Buying a new SUV has the benefits of the latest and greatest collision avoidance equipment, safety enhancements, and updated infotainment technology. Crucially, they also come with a valuable bumper-to-bumper factory warranty. When looking for a new SUV, manufacturers will provide you with all the information you need to make your purchase possible. Dealership personnel can tell you precisely what the vehicle can do. Plus, they can even give buyers the chance to drive it and keep it for a few days while they decide.
Even if buyers can’t find the exact specifications they’re looking for on the dealer lot, most manufacturers allow plenty of customization opportunities. Potential buyers can choose the color, upholstery, wheels, powertrain configuration, and safety equipment, among many others. Also, financing rates are typically lower than for a used vehicle.
The cons of buying a new SUV
Sometimes buying the first year of a restyled model or a completely new model can cause problems. While rare, there could be manufacturing issues that remain unresolved until purchase. However, they are usually resolved by official withdrawals.
The obvious downside to buying a new SUV is cost: New vehicles are expensive. While conventional subcompact SUVs start in the $20,000 range, their luxury add-ons can fetch upwards of $50,000. Even if a new SUV is reasonably priced, the expense doesn’t end there. Since SUVs are generally more expensive than smaller cars, they require more expensive insurance.
The advantages of buying a used SUV
A used SUV may be a better option if the above disadvantages outweigh the advantages. Buying a used SUV can save money up front. consumer reports (CR) also says that the used car market is about three times larger than the new car market. Therefore, buyers have many options.
SUVs in good health and with proper maintenance can go over 200,000 miles on the clock. Since the used SUVs have had time to be tested as various customer information points like CR, they will know where the faults may lie.
The cons of buying a used SUV
Buyers should avoid SUVs that have been modified. While OEM parts installed by a dealer mechanic should have some type of warranty, most modifications are completed by independent mechanics with aftermarket parts. Improper equipment and installation can cause accelerated wear, leading to costly repairs.

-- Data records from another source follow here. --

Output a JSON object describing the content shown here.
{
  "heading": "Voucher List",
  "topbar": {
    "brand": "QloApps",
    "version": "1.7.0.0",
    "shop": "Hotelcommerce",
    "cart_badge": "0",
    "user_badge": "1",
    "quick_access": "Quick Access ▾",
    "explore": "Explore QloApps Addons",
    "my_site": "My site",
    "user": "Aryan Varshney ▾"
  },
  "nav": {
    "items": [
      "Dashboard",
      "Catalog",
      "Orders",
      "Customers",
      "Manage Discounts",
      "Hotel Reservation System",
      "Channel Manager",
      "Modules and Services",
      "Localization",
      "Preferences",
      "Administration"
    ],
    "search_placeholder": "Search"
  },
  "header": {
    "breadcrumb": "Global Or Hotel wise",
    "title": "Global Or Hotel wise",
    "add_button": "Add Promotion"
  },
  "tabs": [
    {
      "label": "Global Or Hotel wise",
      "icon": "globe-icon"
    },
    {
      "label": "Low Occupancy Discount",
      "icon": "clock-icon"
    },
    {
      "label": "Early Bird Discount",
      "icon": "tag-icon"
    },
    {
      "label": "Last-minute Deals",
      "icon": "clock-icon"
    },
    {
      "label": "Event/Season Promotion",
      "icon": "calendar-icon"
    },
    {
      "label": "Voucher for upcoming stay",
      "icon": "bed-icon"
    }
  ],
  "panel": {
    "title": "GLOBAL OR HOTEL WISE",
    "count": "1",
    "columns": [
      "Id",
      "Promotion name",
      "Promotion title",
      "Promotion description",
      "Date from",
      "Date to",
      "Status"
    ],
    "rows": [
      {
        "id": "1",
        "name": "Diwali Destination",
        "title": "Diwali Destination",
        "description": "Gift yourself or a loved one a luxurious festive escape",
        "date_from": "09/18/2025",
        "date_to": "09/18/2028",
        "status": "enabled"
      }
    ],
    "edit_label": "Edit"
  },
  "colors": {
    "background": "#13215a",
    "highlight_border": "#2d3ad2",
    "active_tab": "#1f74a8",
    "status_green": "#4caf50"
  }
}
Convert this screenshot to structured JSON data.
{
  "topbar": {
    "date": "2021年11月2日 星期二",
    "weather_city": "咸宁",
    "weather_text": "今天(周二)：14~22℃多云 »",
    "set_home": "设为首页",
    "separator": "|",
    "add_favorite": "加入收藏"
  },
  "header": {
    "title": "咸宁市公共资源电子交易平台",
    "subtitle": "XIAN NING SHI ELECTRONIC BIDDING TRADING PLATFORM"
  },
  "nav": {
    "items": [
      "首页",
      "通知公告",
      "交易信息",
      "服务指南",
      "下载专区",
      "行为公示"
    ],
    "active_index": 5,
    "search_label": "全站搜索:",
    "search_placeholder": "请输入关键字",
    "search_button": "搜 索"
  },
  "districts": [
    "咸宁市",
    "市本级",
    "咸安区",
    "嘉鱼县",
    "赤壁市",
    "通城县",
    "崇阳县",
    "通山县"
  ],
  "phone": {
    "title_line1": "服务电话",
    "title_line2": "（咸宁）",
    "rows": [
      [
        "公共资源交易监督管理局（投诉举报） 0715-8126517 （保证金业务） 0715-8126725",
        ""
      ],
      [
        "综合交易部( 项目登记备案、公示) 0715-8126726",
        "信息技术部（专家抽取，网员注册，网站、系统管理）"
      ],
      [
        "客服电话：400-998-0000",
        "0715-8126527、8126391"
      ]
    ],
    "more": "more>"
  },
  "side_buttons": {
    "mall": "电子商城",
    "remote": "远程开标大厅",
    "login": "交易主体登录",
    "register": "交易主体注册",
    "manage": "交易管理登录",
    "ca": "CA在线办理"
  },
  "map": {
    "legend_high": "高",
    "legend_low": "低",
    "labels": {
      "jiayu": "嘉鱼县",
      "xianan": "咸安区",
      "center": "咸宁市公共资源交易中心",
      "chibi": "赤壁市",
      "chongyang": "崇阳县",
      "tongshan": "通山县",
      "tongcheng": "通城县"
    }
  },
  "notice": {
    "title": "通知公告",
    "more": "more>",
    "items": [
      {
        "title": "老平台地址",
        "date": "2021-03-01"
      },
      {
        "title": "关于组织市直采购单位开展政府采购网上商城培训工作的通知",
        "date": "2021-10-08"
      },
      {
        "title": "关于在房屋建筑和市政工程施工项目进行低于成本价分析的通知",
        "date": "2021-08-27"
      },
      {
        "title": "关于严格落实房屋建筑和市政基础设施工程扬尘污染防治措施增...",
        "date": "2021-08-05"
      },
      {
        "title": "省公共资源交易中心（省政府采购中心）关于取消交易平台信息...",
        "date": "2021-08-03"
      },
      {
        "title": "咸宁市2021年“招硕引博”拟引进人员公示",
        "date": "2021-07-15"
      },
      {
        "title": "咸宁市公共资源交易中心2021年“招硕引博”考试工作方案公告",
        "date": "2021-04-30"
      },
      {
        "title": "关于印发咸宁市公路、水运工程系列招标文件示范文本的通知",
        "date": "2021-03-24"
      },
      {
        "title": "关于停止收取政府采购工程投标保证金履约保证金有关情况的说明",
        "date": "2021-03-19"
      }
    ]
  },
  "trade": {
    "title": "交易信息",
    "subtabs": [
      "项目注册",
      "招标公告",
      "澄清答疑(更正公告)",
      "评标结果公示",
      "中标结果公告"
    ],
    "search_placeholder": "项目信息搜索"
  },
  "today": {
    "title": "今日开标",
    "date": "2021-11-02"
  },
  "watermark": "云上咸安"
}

Another major disadvantage used SUVs have over new models is that many are bought ‘as is’. These vehicles do not include a dealer or private party warranty, and buyers must accept any problems that exist or develop. Therefore, if a mechanical or cosmetic problem arises, the party that sold it is not obligated to fix it.
What is the main disadvantage of buying a new SUV?
Buying a new SUV may seem like the best bet, given the peace of mind potential buyers can have. However, there has been no mention of an expensive elephant in the room. It can cost owners thousands of dollars in a short period of time and induce considerable headaches with depreciation.
Consumer Reports says that the fundamental drawback to buying a new SUV is how quickly it depreciates. Many vehicles have been known to lose a third of their value in the first two or three years of ownership. However, depreciation can vary depending on various factors. Market competition, fuel prices, new model introductions, recalls, emissions regulations and other issues can change the rate of loss in value.
How to approach the purchase of a new vehicle
Financing a new vehicle with a small down payment can easily put buyers “upside down” on their loans. Owing more than a car is worth is a quick way to lose money before its eventual sale.
Another factor is deciding whether the SUV will sell within the first few years of ownership. If that’s the case, choosing a non-offensive color like silver, black, or white will mitigate depreciation more than orange, red, or green. Choosing an SUV with top-tier reliability scores will also fight loss of value for those looking to buy a new one.